Despite the surge in whistleblower cases and recoveries, the OIG and CMS have made it abundantly clear that litigating is not their chosen method for collecting what CMS is owed. Woven throughout OIG compliance guidelines for nursing facilities are numerous references to reporting. For example, the OIG guidance explains that providing “a mechanism to encourage employees to report potential problems and allow for appropriate internal inquiry and corrective action is one of the benefits of a compliance program.” Other benefits listed in the guidelines include that, through early detection and reporting, loss to the Government from false claims is minimized, and the nursing facility’s exposure to civil damages and penalties, criminal sanctions, and administrative remedies is reduced.
So, how should we proceed? There are a number of measures, all found in the guidelines, that can directly reduce the chances of being hit with a whistleblower case:
1. Make internal reporting mandatory; and when a report comes in, investigate it immediately and promptly self-report overpayments. Reports should be kept anonymous if requested.
2. Establish a culture of compliance. This means displaying an open, transparent demeanor, one that welcomes internal reports—from the top down.
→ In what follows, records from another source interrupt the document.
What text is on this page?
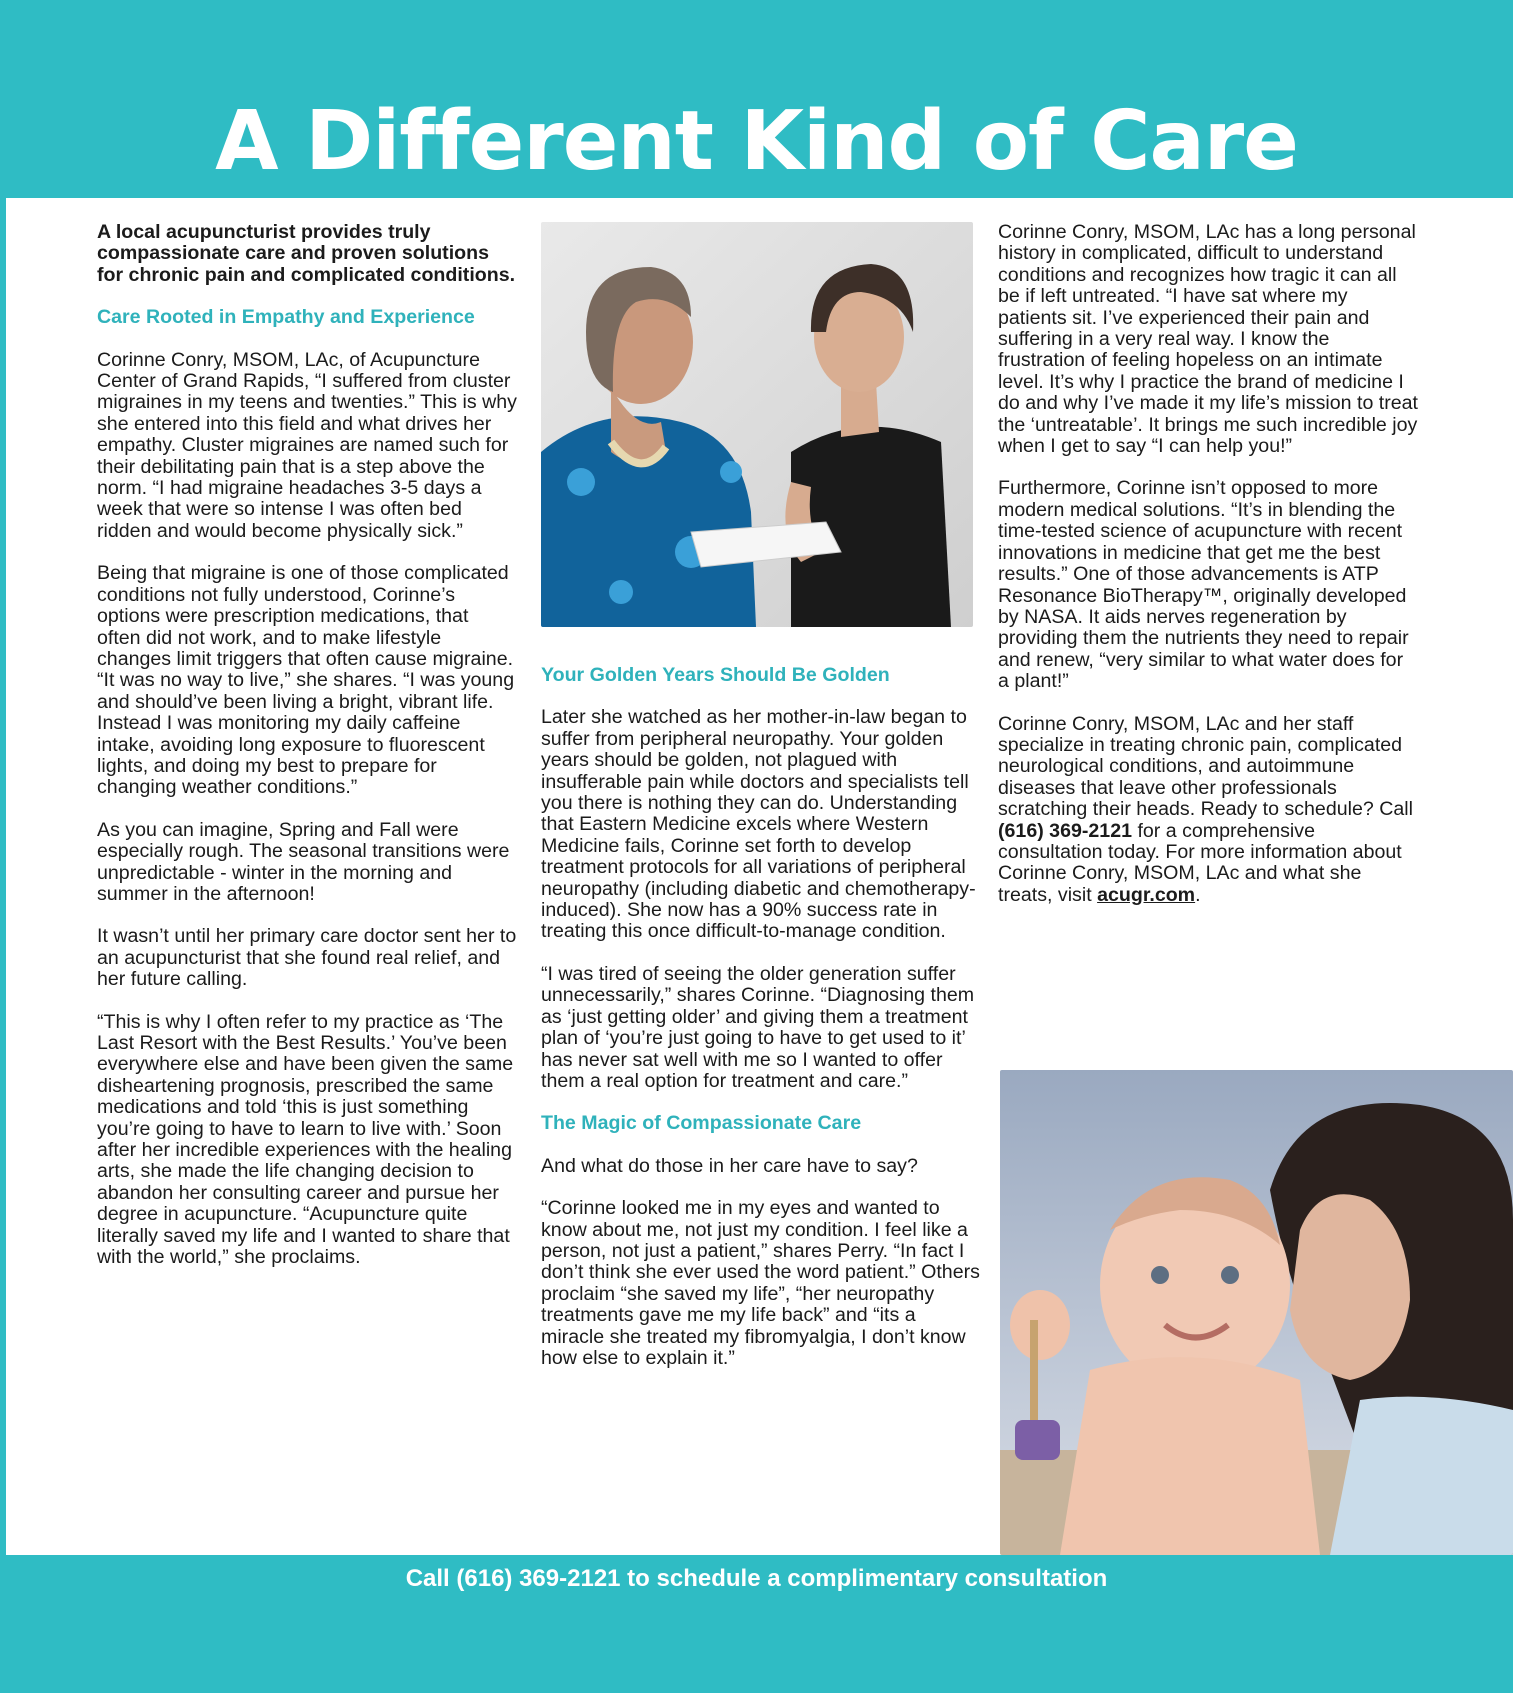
A Different Kind of Care

A local acupuncturist provides truly compassionate care and proven solutions for chronic pain and complicated conditions.

Care Rooted in Empathy and Experience

Corinne Conry, MSOM, LAc, of Acupuncture Center of Grand Rapids, “I suffered from cluster migraines in my teens and twenties.” This is why she entered into this field and what drives her empathy. Cluster migraines are named such for their debilitating pain that is a step above the norm. “I had migraine headaches 3-5 days a week that were so intense I was often bed ridden and would become physically sick.”

Being that migraine is one of those complicated conditions not fully understood, Corinne’s options were prescription medications, that often did not work, and to make lifestyle changes limit triggers that often cause migraine. “It was no way to live,” she shares. “I was young and should’ve been living a bright, vibrant life. Instead I was monitoring my daily caffeine intake, avoiding long exposure to fluorescent lights, and doing my best to prepare for changing weather conditions.”

As you can imagine, Spring and Fall were especially rough. The seasonal transitions were unpredictable - winter in the morning and summer in the afternoon!

It wasn’t until her primary care doctor sent her to an acupuncturist that she found real relief, and her future calling.

“This is why I often refer to my practice as ‘The Last Resort with the Best Results.’ You’ve been everywhere else and have been given the same disheartening prognosis, prescribed the same medications and told ‘this is just something you’re going to have to learn to live with.’ Soon after her incredible experiences with the healing arts, she made the life changing decision to abandon her consulting career and pursue her degree in acupuncture. “Acupuncture quite literally saved my life and I wanted to share that with the world,” she proclaims.

Your Golden Years Should Be Golden

Later she watched as her mother-in-law began to suffer from peripheral neuropathy. Your golden years should be golden, not plagued with insufferable pain while doctors and specialists tell you there is nothing they can do. Understanding that Eastern Medicine excels where Western Medicine fails, Corinne set forth to develop treatment protocols for all variations of peripheral neuropathy (including diabetic and chemotherapy-induced). She now has a 90% success rate in treating this once difficult-to-manage condition.

“I was tired of seeing the older generation suffer unnecessarily,” shares Corinne. “Diagnosing them as ‘just getting older’ and giving them a treatment plan of ‘you’re just going to have to get used to it’ has never sat well with me so I wanted to offer them a real option for treatment and care.”

The Magic of Compassionate Care

And what do those in her care have to say?

“Corinne looked me in my eyes and wanted to know about me, not just my condition. I feel like a person, not just a patient,” shares Perry. “In fact I don’t think she ever used the word patient.” Others proclaim “she saved my life”, “her neuropathy treatments gave me my life back” and “its a miracle she treated my fibromyalgia, I don’t know how else to explain it.”

Corinne Conry, MSOM, LAc has a long personal history in complicated, difficult to understand conditions and recognizes how tragic it can all be if left untreated. “I have sat where my patients sit. I’ve experienced their pain and suffering in a very real way. I know the frustration of feeling hopeless on an intimate level. It’s why I practice the brand of medicine I do and why I’ve made it my life’s mission to treat the ‘untreatable’. It brings me such incredible joy when I get to say “I can help you!”

Furthermore, Corinne isn’t opposed to more modern medical solutions. “It’s in blending the time-tested science of acupuncture with recent innovations in medicine that get me the best results.” One of those advancements is ATP Resonance BioTherapy™, originally developed by NASA. It aids nerves regeneration by providing them the nutrients they need to repair and renew, “very similar to what water does for a plant!”

Corinne Conry, MSOM, LAc and her staff specialize in treating chronic pain, complicated neurological conditions, and autoimmune diseases that leave other professionals scratching their heads. Ready to schedule? Call (616) 369-2121 for a comprehensive consultation today. For more information about Corinne Conry, MSOM, LAc and what she treats, visit acugr.com.

Call (616) 369-2121 to schedule a complimentary consultation
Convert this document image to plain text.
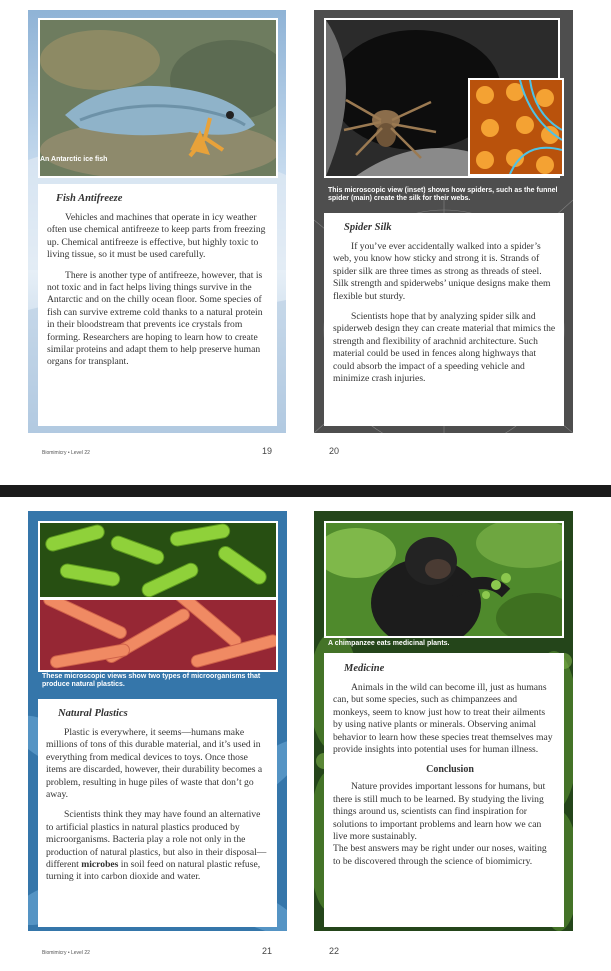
An Antarctic ice fish
Fish Antifreeze

Vehicles and machines that operate in icy weather often use chemical antifreeze to keep parts from freezing up. Chemical antifreeze is effective, but highly toxic to living tissue, so it must be used carefully.

There is another type of antifreeze, however, that is not toxic and in fact helps living things survive in the Antarctic and on the chilly ocean floor. Some species of fish can survive extreme cold thanks to a natural protein in their bloodstream that prevents ice crystals from forming. Researchers are hoping to learn how to create similar proteins and adapt them to help preserve human organs for transplant.

Biomimicry • Level 22	19
This microscopic view (inset) shows how spiders, such as the funnel spider (main) create the silk for their webs.
Spider Silk

If you’ve ever accidentally walked into a spider’s web, you know how sticky and strong it is. Strands of spider silk are three times as strong as threads of steel. Silk strength and spiderwebs’ unique designs make them flexible but sturdy.

Scientists hope that by analyzing spider silk and spiderweb design they can create material that mimics the strength and flexibility of arachnid architecture. Such material could be used in fences along highways that could absorb the impact of a speeding vehicle and minimize crash injuries.

20
These microscopic views show two types of microorganisms that produce natural plastics.
Natural Plastics

Plastic is everywhere, it seems—humans make millions of tons of this durable material, and it’s used in everything from medical devices to toys. Once those items are discarded, however, their durability becomes a problem, resulting in huge piles of waste that don’t go away.

Scientists think they may have found an alternative to artificial plastics in natural plastics produced by microorganisms. Bacteria play a role not only in the production of natural plastics, but also in their disposal—different microbes in soil feed on natural plastic refuse, turning it into carbon dioxide and water.

Biomimicry • Level 22	21
A chimpanzee eats medicinal plants.
Medicine

Animals in the wild can become ill, just as humans can, but some species, such as chimpanzees and monkeys, seem to know just how to treat their ailments by using native plants or minerals. Observing animal behavior to learn how these species treat themselves may provide insights into potential uses for human illness.

Conclusion

Nature provides important lessons for humans, but there is still much to be learned. By studying the living things around us, scientists can find inspiration for solutions to important problems and learn how we can live more sustainably.

The best answers may be right under our noses, waiting to be discovered through the science of biomimicry.

22
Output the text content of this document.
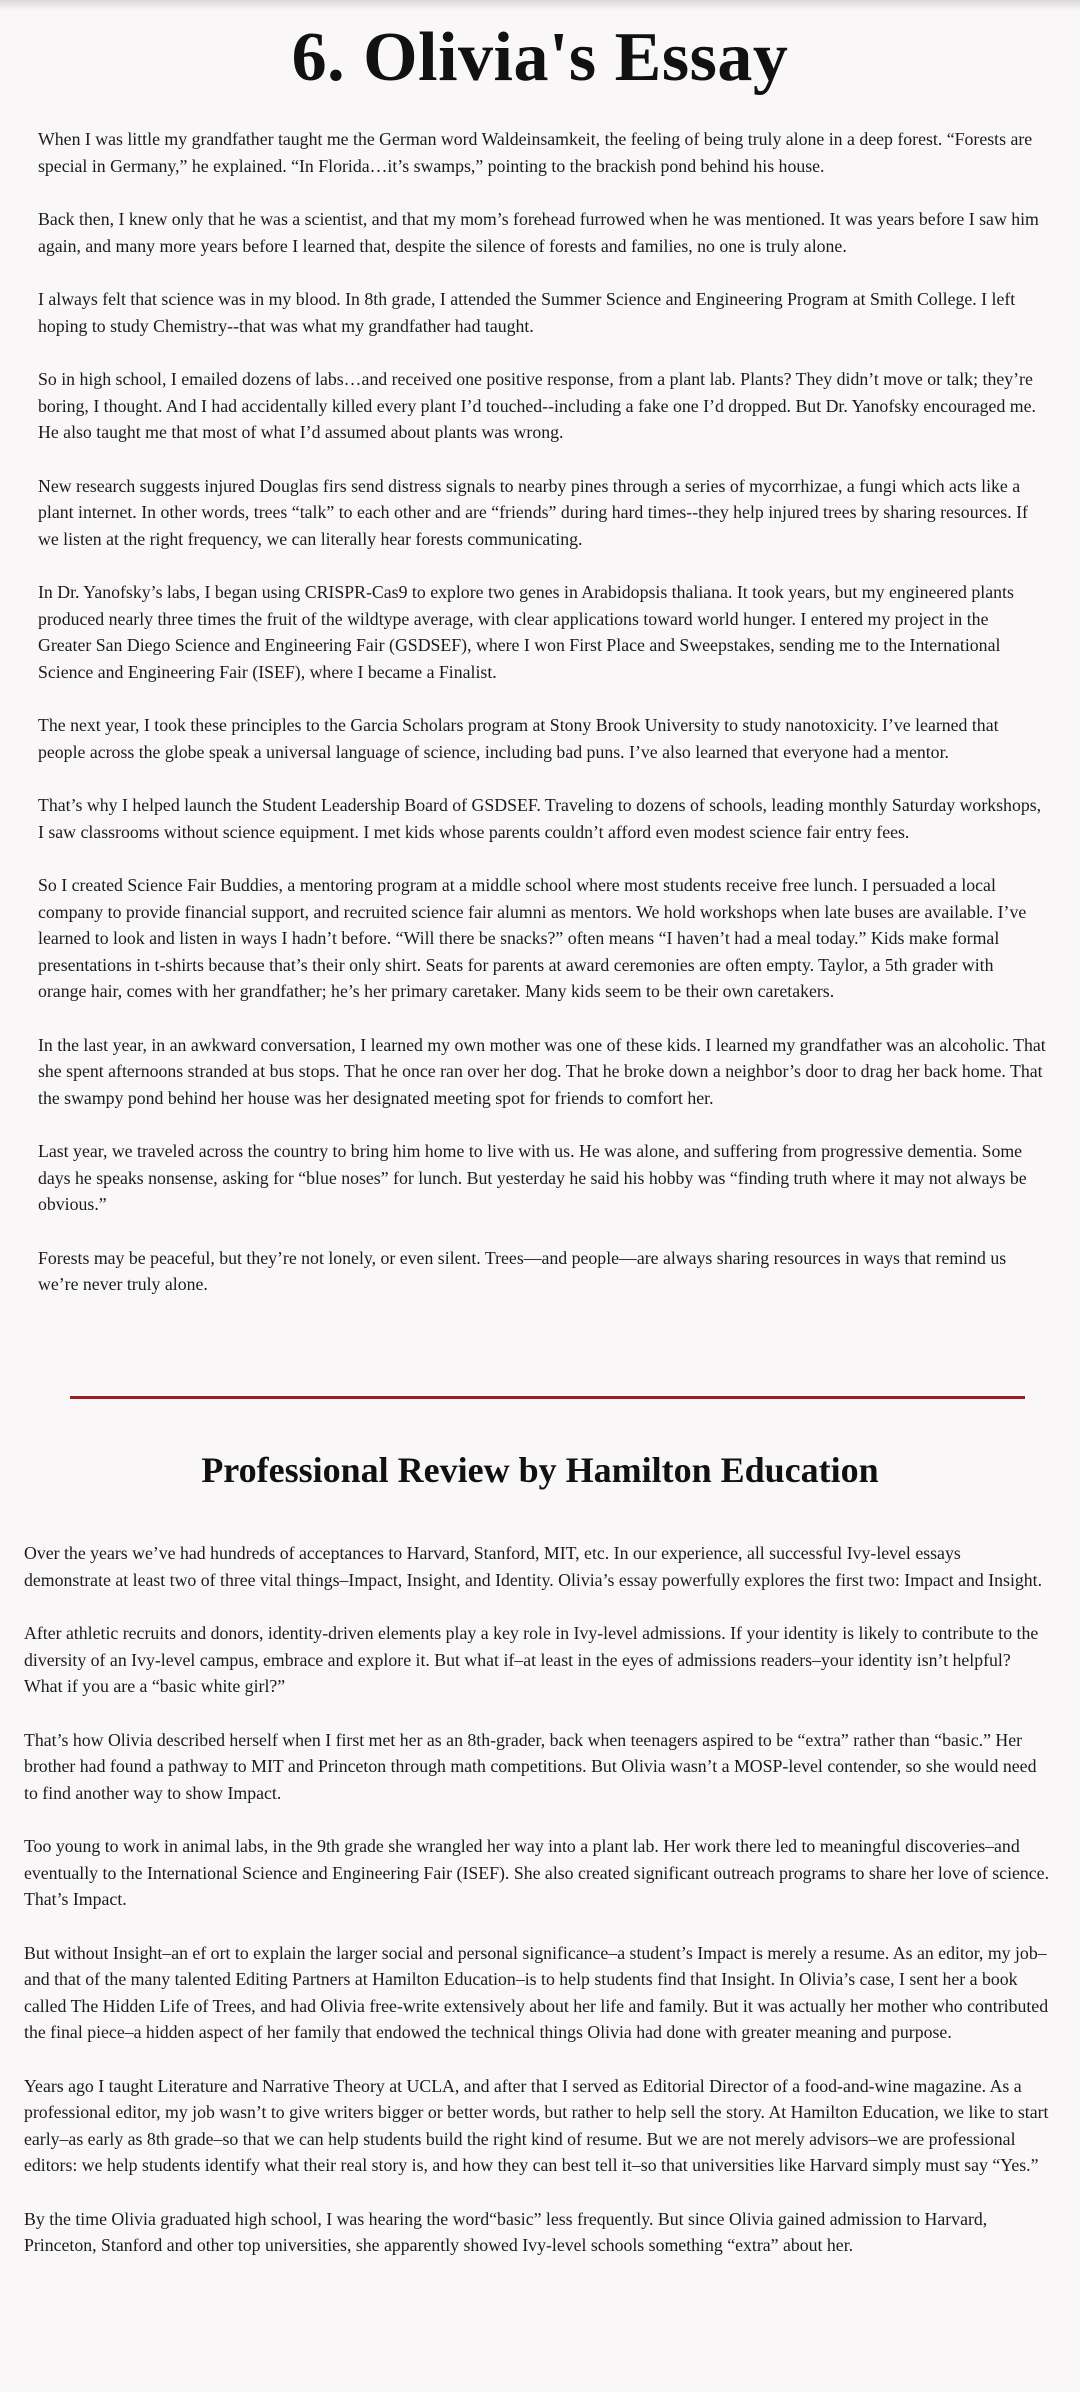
6. Olivia's Essay

When I was little my grandfather taught me the German word Waldeinsamkeit, the feeling of being truly alone in a deep forest. “Forests are special in Germany,” he explained. “In Florida…it’s swamps,” pointing to the brackish pond behind his house.

Back then, I knew only that he was a scientist, and that my mom’s forehead furrowed when he was mentioned. It was years before I saw him again, and many more years before I learned that, despite the silence of forests and families, no one is truly alone.

I always felt that science was in my blood. In 8th grade, I attended the Summer Science and Engineering Program at Smith College. I left hoping to study Chemistry--that was what my grandfather had taught.

So in high school, I emailed dozens of labs…and received one positive response, from a plant lab. Plants? They didn’t move or talk; they’re boring, I thought. And I had accidentally killed every plant I’d touched--including a fake one I’d dropped. But Dr. Yanofsky encouraged me. He also taught me that most of what I’d assumed about plants was wrong.

New research suggests injured Douglas firs send distress signals to nearby pines through a series of mycorrhizae, a fungi which acts like a plant internet. In other words, trees “talk” to each other and are “friends” during hard times--they help injured trees by sharing resources. If we listen at the right frequency, we can literally hear forests communicating.

In Dr. Yanofsky’s labs, I began using CRISPR-Cas9 to explore two genes in Arabidopsis thaliana. It took years, but my engineered plants produced nearly three times the fruit of the wildtype average, with clear applications toward world hunger. I entered my project in the Greater San Diego Science and Engineering Fair (GSDSEF), where I won First Place and Sweepstakes, sending me to the International Science and Engineering Fair (ISEF), where I became a Finalist.

The next year, I took these principles to the Garcia Scholars program at Stony Brook University to study nanotoxicity. I’ve learned that people across the globe speak a universal language of science, including bad puns. I’ve also learned that everyone had a mentor.

That’s why I helped launch the Student Leadership Board of GSDSEF. Traveling to dozens of schools, leading monthly Saturday workshops, I saw classrooms without science equipment. I met kids whose parents couldn’t afford even modest science fair entry fees.

So I created Science Fair Buddies, a mentoring program at a middle school where most students receive free lunch. I persuaded a local company to provide financial support, and recruited science fair alumni as mentors. We hold workshops when late buses are available. I’ve learned to look and listen in ways I hadn’t before. “Will there be snacks?” often means “I haven’t had a meal today.” Kids make formal presentations in t-shirts because that’s their only shirt. Seats for parents at award ceremonies are often empty. Taylor, a 5th grader with orange hair, comes with her grandfather; he’s her primary caretaker. Many kids seem to be their own caretakers.

In the last year, in an awkward conversation, I learned my own mother was one of these kids. I learned my grandfather was an alcoholic. That she spent afternoons stranded at bus stops. That he once ran over her dog. That he broke down a neighbor’s door to drag her back home. That the swampy pond behind her house was her designated meeting spot for friends to comfort her.

Last year, we traveled across the country to bring him home to live with us. He was alone, and suffering from progressive dementia. Some days he speaks nonsense, asking for “blue noses” for lunch. But yesterday he said his hobby was “finding truth where it may not always be obvious.”

Forests may be peaceful, but they’re not lonely, or even silent. Trees—and people—are always sharing resources in ways that remind us we’re never truly alone.

Professional Review by Hamilton Education

Over the years we’ve had hundreds of acceptances to Harvard, Stanford, MIT, etc. In our experience, all successful Ivy-level essays demonstrate at least two of three vital things–Impact, Insight, and Identity. Olivia’s essay powerfully explores the first two: Impact and Insight.

After athletic recruits and donors, identity-driven elements play a key role in Ivy-level admissions. If your identity is likely to contribute to the diversity of an Ivy-level campus, embrace and explore it. But what if–at least in the eyes of admissions readers–your identity isn’t helpful? What if you are a “basic white girl?”

That’s how Olivia described herself when I first met her as an 8th-grader, back when teenagers aspired to be “extra” rather than “basic.” Her brother had found a pathway to MIT and Princeton through math competitions. But Olivia wasn’t a MOSP-level contender, so she would need to find another way to show Impact.

Too young to work in animal labs, in the 9th grade she wrangled her way into a plant lab. Her work there led to meaningful discoveries–and eventually to the International Science and Engineering Fair (ISEF). She also created significant outreach programs to share her love of science. That’s Impact.

But without Insight–an ef ort to explain the larger social and personal significance–a student’s Impact is merely a resume. As an editor, my job–and that of the many talented Editing Partners at Hamilton Education–is to help students find that Insight. In Olivia’s case, I sent her a book called The Hidden Life of Trees, and had Olivia free-write extensively about her life and family. But it was actually her mother who contributed the final piece–a hidden aspect of her family that endowed the technical things Olivia had done with greater meaning and purpose.

Years ago I taught Literature and Narrative Theory at UCLA, and after that I served as Editorial Director of a food-and-wine magazine. As a professional editor, my job wasn’t to give writers bigger or better words, but rather to help sell the story. At Hamilton Education, we like to start early–as early as 8th grade–so that we can help students build the right kind of resume. But we are not merely advisors–we are professional editors: we help students identify what their real story is, and how they can best tell it–so that universities like Harvard simply must say “Yes.”

By the time Olivia graduated high school, I was hearing the word“basic” less frequently. But since Olivia gained admission to Harvard, Princeton, Stanford and other top universities, she apparently showed Ivy-level schools something “extra” about her.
This also means showing that compliance and ethics are priorities in the organization; rewarding internal reporting; and establishing and fairly enforcing discipline for failure to report.
3. Publish your hotline boldly and frequently. Let everyone know you are proud of your compliance program.
4. Train to make sure employees know what to look for and where to report it.
5. Retaliation for internal or external reporting should be strictly prohibited. Any form of retaliation against a whistleblower can result in additional litigation and high-dollar damages.
Avoiding false claims in the first place is the first measure of defense against whistleblower suits. Early detection and internal reporting in conjunction with an environment of openness and transparency are strong program components for avoiding false claims and preventing whistleblower suits.